According to a Los Angeles Times investigation published in July 2020, Sheikha Moza's son Khalifa bin Hamad bin Khalifa Al Thani was accepted to the University of Southern California (USC) as a transfer student from the community college Los Angeles Mission College after she met USC president C. L. Max Nikias in 2012 in Los Angeles, California, at the behest of USC trustee Thomas J. Barrack Jr.

According to scholarly research, firms owned by the al-Misnad family, which Sheikha Moza belongs to, "are among the most prominent contractors in the mammoth infrastructural development projects funded by Qatar Foundation, which is headed by Shaikha Moza". While the research clarifies that there is no way to know the basis on which al-Misnad firms win bids for projects funded by Qatar Foundation, it notes that "there is a widespread assumption in the country (Qatar) that these bids are awarded largely because of the Al Misnad’s family ties to Shaikha Moza".

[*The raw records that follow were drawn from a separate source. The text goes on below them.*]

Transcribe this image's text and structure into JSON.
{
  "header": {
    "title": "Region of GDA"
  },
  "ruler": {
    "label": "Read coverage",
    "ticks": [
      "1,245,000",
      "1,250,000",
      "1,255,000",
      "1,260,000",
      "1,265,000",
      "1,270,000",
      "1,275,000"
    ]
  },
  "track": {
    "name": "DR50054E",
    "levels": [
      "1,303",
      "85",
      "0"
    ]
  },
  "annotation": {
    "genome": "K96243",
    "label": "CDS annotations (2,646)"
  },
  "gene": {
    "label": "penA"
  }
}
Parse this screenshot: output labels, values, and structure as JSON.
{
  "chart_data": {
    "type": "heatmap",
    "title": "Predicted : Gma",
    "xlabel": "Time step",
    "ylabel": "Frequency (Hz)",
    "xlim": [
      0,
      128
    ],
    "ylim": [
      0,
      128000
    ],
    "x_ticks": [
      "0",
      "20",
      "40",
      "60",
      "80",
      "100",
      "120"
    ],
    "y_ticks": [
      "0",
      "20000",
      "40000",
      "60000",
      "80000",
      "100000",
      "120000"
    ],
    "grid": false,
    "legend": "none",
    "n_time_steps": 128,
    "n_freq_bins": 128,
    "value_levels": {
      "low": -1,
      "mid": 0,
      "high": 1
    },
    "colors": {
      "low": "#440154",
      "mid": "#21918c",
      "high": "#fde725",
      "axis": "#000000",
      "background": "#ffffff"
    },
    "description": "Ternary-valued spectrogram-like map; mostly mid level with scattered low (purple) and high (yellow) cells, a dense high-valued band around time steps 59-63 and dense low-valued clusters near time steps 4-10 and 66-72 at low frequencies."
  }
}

==Titles, styles, and honours==

Coat of arms as dame of the Order of Isabella the Catholic (Spain)

===Titles and styles===
Bint Nasser may be styled as "Her Highness Sheikha Moza bint Nasser".

===Honours===
====Foreign honours====
- Croatia
  - Grand Cross of the Grand Order of Queen Jelena
- Italy
  - Grand Cross of the Order of Merit of the Italian Republic
- Malaysia
  - Honorary Grand Commander of the Order of the Defender of the Realm (SMN (K)) – Tun (2010)
- Morocco
  - Dame of the Order of Muhammad
- Netherlands
  - Dame Grand Cross of the Order of the Netherlands Lion
  - Recipient of the King Willem-Alexander Inauguration Medal
- Portugal
  - Grand Cross of the Order of Infante Henry
- Spain
  - Dame Grand Cross of the Order of Isabella the Catholic
- United Kingdom
  - Honorary Dame Commander of the Order of the British Empire

====Foreign awards====
- Poland
  - Member of the Decoration of the Smile
- United Kingdom
  - Royal Institute of International Affairs: Chatham House Prize
- United States
  - Recipient of the Andrew Carnegie Medal of Philanthropy
  - Georgetown University: honorary Degree of Doctor of Humane Letters
  - Carnegie Mellon University: honorary Degree of Doctor of Humane Letters
  - George Bush Presidential Library: George Bush Award for Excellence in Public Service
  - Virginia Commonwealth University: honorary Degree of Doctor of Humane Letters
  - Georgetown University President's Medal
- Pakistan
  - Recipient of the Hilal-e-Pakistan Civilian Award.

====Honorary doctorates====
She was awarded an honorary Doctor of Humane Letters from Virginia Commonwealth University in 2003. She also holds honorary doctorates from Texas A&M, Carnegie Mellon, Imperial College London, and the Georgetown University School of Foreign Service.

Moza was also recognized as one of the 100 Influential Celebrities in Oncology by OncoDaily.

==Children==
The royal couple has five sons and two daughters:
- Sheikh Jassim bin Hamad bin Khalifa Al Thani (born 1978) – heir apparent of Qatar until 2003.
- Sheikh Tamim bin Hamad Al Thani, Prince of Qatar (born 1980) – heir apparent of Qatar (2003–2013), current Emir of Qatar.
- Sheikha Al-Mayassa bint Hamad bin Khalifa Al Thani (born 1983).
- Sheikha Hind bint Hamad bin Khalifa Al Thani (born 1984) – director of the Emir's Office since 2009.
- Sheikh Joaan bin Hamad bin Khalifa Al Thani (born 1986).
- Sheikh Mohammed bin Hamad bin Khalifa Al Thani (born 1988).
- Sheikh Khalifa bin Hamad bin Khalifa Al Thani (born 1991).